The worst part is that this is essentially self-inflicted. It’s not really AI’s fault. If we ask for the whole plan up front, we should not be surprised when it gives us the whole plan up front. If we want better plans, we have to ask for a different shape of work.
The Lesson Was Progressive Decomposition
The lesson humans eventually learned was not “never plan.” That is silly. Planning is how we coordinate intent, surface risk, allocate attention, and make decisions before the cost of those decisions becomes unbearable.
The lesson was that large-scale intent should be progressively decomposed.
At the project level, you establish direction. You identify the meaningful constraints. You name the risks. You define what evidence would change your mind. You create enough structure for the organization to move without pretending the whole path is already known.
Then, just in time, you decompose the next meaningful thing.

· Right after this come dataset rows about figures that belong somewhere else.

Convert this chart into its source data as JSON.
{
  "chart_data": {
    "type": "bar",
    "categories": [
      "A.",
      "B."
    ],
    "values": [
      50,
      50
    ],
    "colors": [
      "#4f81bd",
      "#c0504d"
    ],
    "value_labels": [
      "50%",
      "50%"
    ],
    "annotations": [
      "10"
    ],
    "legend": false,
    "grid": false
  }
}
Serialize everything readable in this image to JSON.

Project to epic. Epic to feature. Feature to story. Story to task. Use whatever nouns your organization prefers, as long as you decompose the work as late as you responsibly can, when you know enough for the decomposition to be real.
Experiments Are Suddenly Cheap
Progressive decomposition has always depended on an implied pre-requisite: that you can afford to learn between decompositions.

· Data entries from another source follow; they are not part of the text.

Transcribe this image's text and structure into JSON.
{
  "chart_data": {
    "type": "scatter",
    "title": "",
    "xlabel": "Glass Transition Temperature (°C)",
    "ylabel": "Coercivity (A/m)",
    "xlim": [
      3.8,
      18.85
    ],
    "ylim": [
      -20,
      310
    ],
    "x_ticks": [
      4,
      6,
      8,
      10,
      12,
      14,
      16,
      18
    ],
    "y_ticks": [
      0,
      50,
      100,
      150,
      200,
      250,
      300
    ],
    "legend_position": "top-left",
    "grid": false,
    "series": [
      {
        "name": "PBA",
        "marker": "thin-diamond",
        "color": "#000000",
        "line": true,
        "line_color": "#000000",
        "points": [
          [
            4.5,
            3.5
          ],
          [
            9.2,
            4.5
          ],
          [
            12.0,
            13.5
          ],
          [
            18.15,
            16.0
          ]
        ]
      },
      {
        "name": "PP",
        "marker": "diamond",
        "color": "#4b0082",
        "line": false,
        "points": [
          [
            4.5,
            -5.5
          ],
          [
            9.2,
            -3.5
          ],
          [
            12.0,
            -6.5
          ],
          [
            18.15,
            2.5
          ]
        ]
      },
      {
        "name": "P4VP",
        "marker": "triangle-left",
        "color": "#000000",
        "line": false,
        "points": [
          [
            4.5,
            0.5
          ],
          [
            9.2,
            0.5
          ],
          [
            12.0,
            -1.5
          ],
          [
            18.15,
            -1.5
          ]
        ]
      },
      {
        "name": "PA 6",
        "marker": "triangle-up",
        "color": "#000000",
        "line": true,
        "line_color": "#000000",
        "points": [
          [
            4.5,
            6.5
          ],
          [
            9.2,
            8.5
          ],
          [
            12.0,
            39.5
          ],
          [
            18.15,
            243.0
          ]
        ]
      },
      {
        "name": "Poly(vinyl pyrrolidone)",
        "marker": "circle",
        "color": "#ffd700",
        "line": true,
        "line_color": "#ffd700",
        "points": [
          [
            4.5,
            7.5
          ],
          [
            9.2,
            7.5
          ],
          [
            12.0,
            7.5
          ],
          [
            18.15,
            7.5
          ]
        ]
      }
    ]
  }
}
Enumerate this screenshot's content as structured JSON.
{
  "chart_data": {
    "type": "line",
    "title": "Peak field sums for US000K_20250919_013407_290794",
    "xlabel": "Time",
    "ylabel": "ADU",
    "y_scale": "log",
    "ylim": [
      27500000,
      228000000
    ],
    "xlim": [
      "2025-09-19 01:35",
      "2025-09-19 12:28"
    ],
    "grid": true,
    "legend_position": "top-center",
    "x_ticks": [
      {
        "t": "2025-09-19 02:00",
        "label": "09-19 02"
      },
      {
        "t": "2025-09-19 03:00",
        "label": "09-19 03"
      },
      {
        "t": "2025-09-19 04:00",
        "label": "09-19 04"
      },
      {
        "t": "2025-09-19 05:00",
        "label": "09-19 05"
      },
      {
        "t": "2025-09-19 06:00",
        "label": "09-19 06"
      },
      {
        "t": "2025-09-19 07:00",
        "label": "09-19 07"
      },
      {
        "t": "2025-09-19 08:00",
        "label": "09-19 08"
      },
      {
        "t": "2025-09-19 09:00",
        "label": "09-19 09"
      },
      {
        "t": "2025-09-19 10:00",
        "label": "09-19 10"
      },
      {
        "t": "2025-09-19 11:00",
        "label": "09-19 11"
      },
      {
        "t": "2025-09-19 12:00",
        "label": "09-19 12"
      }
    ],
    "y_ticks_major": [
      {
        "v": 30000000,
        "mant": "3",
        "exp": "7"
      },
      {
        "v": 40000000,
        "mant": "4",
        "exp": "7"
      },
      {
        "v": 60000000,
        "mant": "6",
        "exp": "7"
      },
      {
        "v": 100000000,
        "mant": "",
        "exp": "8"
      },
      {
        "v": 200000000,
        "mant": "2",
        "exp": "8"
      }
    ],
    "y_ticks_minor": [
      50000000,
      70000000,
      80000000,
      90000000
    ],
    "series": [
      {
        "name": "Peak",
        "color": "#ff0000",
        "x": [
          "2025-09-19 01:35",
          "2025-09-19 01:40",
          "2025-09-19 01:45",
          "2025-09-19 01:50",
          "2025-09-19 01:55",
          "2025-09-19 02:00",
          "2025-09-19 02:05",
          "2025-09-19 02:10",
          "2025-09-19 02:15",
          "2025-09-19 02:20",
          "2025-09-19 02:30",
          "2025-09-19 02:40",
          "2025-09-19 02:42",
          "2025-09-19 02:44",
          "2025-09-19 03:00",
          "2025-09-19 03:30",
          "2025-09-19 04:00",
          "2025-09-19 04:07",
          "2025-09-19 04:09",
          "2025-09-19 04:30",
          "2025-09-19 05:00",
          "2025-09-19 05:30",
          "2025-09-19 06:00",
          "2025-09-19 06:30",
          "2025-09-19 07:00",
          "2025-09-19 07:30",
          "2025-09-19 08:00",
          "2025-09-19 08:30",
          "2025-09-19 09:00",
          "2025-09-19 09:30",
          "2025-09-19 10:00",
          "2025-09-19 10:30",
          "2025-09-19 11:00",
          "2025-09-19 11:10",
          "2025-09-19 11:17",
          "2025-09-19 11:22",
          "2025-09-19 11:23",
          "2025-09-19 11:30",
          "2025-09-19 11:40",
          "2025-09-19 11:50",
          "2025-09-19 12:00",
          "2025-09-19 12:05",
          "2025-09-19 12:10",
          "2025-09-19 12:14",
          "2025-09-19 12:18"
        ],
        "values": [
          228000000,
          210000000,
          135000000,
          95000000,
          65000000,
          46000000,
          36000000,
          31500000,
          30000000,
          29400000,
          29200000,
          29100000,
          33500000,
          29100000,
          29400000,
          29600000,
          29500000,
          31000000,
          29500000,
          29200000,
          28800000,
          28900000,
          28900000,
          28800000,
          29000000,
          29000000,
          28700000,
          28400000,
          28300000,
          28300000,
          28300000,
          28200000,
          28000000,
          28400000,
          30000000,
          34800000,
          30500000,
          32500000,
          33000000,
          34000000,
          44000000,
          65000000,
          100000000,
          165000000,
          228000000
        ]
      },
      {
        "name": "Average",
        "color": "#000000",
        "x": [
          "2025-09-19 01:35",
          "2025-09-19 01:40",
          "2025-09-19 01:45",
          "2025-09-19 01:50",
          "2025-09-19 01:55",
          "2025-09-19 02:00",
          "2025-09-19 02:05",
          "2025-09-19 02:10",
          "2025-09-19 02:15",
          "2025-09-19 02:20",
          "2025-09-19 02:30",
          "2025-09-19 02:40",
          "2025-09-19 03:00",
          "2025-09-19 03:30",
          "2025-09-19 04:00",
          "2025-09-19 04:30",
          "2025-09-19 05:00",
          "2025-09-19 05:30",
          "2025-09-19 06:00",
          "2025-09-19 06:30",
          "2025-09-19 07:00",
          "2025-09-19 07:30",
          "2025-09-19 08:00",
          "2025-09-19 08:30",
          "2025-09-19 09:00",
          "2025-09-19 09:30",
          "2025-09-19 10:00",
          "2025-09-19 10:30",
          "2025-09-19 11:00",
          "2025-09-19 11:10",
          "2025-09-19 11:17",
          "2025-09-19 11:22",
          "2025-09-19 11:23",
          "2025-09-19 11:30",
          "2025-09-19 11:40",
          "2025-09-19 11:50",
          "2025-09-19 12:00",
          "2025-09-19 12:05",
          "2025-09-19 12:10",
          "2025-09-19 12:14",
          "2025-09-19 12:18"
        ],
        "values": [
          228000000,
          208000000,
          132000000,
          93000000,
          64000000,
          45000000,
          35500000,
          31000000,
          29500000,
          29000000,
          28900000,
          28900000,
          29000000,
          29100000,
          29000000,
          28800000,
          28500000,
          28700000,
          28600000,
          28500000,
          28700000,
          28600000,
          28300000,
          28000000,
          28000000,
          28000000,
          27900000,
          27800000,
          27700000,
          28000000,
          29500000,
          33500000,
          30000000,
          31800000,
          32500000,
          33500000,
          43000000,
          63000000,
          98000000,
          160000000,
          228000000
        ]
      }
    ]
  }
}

In the past, one of the ways teams tackled uncertainty via learning was through spikes or proof-of-concept projects. You would experiment. Build a thin version. Test the integration. Try the library. Validate the architecture. Learn whether the thing that sounds reasonable in a meeting is actually true.

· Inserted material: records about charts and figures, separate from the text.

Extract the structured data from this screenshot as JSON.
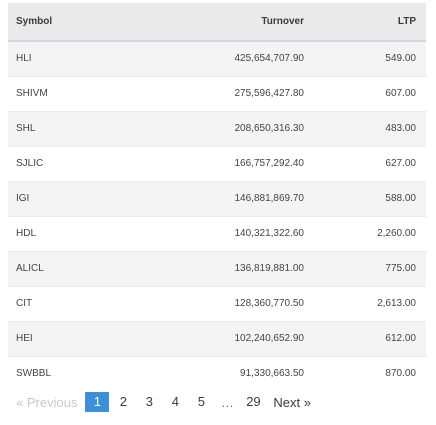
{
  "table": {
    "headers": {
      "symbol": "Symbol",
      "turnover": "Turnover",
      "ltp": "LTP"
    },
    "rows": [
      {
        "symbol": "HLI",
        "turnover": "425,654,707.90",
        "ltp": "549.00"
      },
      {
        "symbol": "SHIVM",
        "turnover": "275,596,427.80",
        "ltp": "607.00"
      },
      {
        "symbol": "SHL",
        "turnover": "208,650,316.30",
        "ltp": "483.00"
      },
      {
        "symbol": "SJLIC",
        "turnover": "166,757,292.40",
        "ltp": "627.00"
      },
      {
        "symbol": "IGI",
        "turnover": "146,881,869.70",
        "ltp": "588.00"
      },
      {
        "symbol": "HDL",
        "turnover": "140,321,322.60",
        "ltp": "2,260.00"
      },
      {
        "symbol": "ALICL",
        "turnover": "136,819,881.00",
        "ltp": "775.00"
      },
      {
        "symbol": "CIT",
        "turnover": "128,360,770.50",
        "ltp": "2,613.00"
      },
      {
        "symbol": "HEI",
        "turnover": "102,240,652.90",
        "ltp": "612.00"
      },
      {
        "symbol": "SWBBL",
        "turnover": "91,330,663.50",
        "ltp": "870.00"
      }
    ]
  },
  "pagination": {
    "previous_label": "« Previous",
    "pages": [
      "1",
      "2",
      "3",
      "4",
      "5"
    ],
    "active_page": "1",
    "ellipsis": "…",
    "last_page": "29",
    "next_label": "Next »"
  }
}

Those experiments were valuable, but they were not free. They took engineering time. They created sunk-cost temptation. They sometimes turned into zombie prototypes that production systems mysteriously inherited later.
With AI, the cost of learning drops to near zero. We can build and throw away five approaches before committing to one. We can ask an agent to spike three different libraries, gather evidence, and report the tradeoffs. We can have it create a disposable integration, measure what breaks, and delete the whole thing without regret. Progressive decomposition works better when the cost of answering “should we take path A or path B?” is a 15-minute experiment instead of a two-week commitment.
Planning at Different Scales
AI engineering needs different workflows for different scales of change, because the failure modes at each scale are fundamentally different.
Feature scale. The uncertainty fits inside one bounded loop. You can research, design, test, plan, implement, and verify – and close the loop. This is FORGED.
Project scale. The plan itself is the uncertainty. Progressive decomposition is the answer – hold broad intent, resist fake precision, retire unknowns through experiments, and decompose just in time. This is what we’ve discussed in this post.
Production change scale. The uncertainty is in the path, not the destination. The system is already alive, and every intermediate state it passes through has to be deployable, observable, and reversible. That is its own discipline, and it is the subject of the next post.
Each scale fails differently:
- A project fails because the decomposition is fake.
- A story fails because the implementation is wrong.
- A production migration fails because the destination is right but the path is unsafe.
An engineer has to understand, navigate, plan, and execute against all of these. These three disciplines – correct implementation, honest planning, and safe paths – are what AI needs to do real engineering at any scale.
Footnotes
[1] At the time I was playing a small part in the pre-certification testing process for Xbox Live Arcade, running titles through TCR tests, so my best guess is that the chart on the wall belonged to that effort – but it was over 20 years ago and it may well have been an adjacent project sharing the same hallway. Either way, the scribbles were real.